喉風邪は喉風邪なりの経過をたどるのか、悪化はしないが、どうにも気力が湧いてこない。情けないものである。幸い天気は良く、二階縁側にいると汗ばむほどである。こんなときは楽しい読書を、と思って、書棚からドレのスペイン旅行記を持ってきた。正確に言うと、ドレの友人のシャルル・ダヴィリエ男爵の『スペイン紀行』で、ドレはもっぱら版画で旅行を記録している、というすこぶる楽しい本である。一九九八年にスペイン語訳二巻本として出版された。二巻合わせて千ページを越える。もちろん購入後ただちに背革を貼られて合本になった。布製にしなかったのは、もともとの表紙が綺麗で布で隠すのは忍びなかったからである。だが風邪気味の男には少し重過ぎる。
ドレはもちろんグスターヴ・ドレ、あの『ドン・キホーテ』の挿画で世界的なファンを持つ画家である。この彼が一八六二年、すでに何回かイベリア半島を旅したことのある友人ダヴィリエ男爵に二人でスペイン旅行をしようと強引に持ちかけて実現した旅の記録である。ドレの版画はほとんど二ページごとに一枚の割りで挿入されているから、五〇〇枚近くの版画を描いたことになる。十九世中葉のスペインの風物が、あのドレ独特のしっかりした筆致で刻みこまれている。一八六二年というとすでに鉄道が走っていたらしく、三等車室に農作物や鶏らしきものまで持ち込んだ乗客たちの姿や、ときに山賊、乞食、売笑婦、市場で見かけたとびきりの美人などなど、ドレは異国の興味ある対象を次々と描いていく。

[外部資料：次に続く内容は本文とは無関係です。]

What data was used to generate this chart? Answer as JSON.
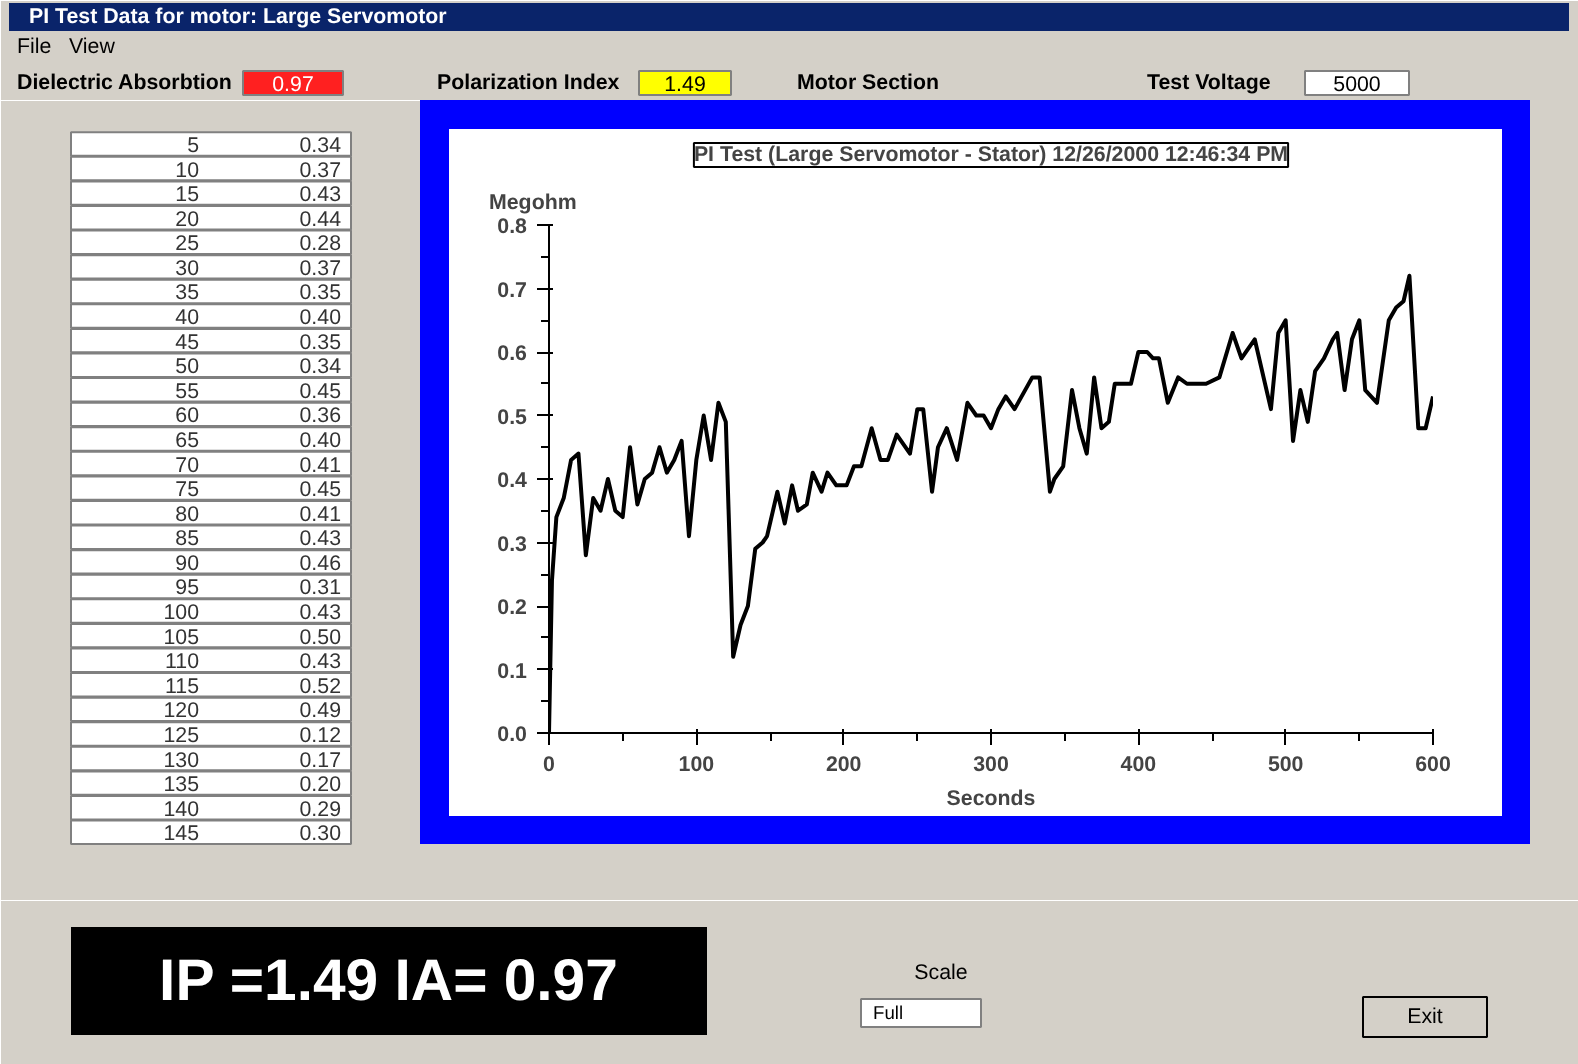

文章の方を読む気力がないままパラパラとページをめくっていくと、ちょっと気になるラテン語が目に飛び込んできた。どうも墓碑銘らしい。HIC YACET-PULVIS-CINIS-ET NIHIL. その前後の説明を読んでみると、トレドのサンタ・マリナ礼拝堂の床にはめ込まれた二メートル近くの銅版に刻まれた墓碑銘らしい。直訳すると「ここに横たわるは塵、灰、そして虚無」。恐ろしいまでの即物的表現。これを記録したダヴィリエ男爵も「唯物論者のものと言ってもおかしくないほどの、キリスト教的人間性の深みから発せられた叫び」と書いている。ポルトカレーロという十七世紀後半のトレドの大司教の墓らしい。
キリスト教に限らず、歴史の闇を生き抜いてきた宗教のしたたかな強さの謎は、虚無主義すれすれの厳しい現実直視の姿勢であろう。喉風邪ごときで弱気になってなどいられない。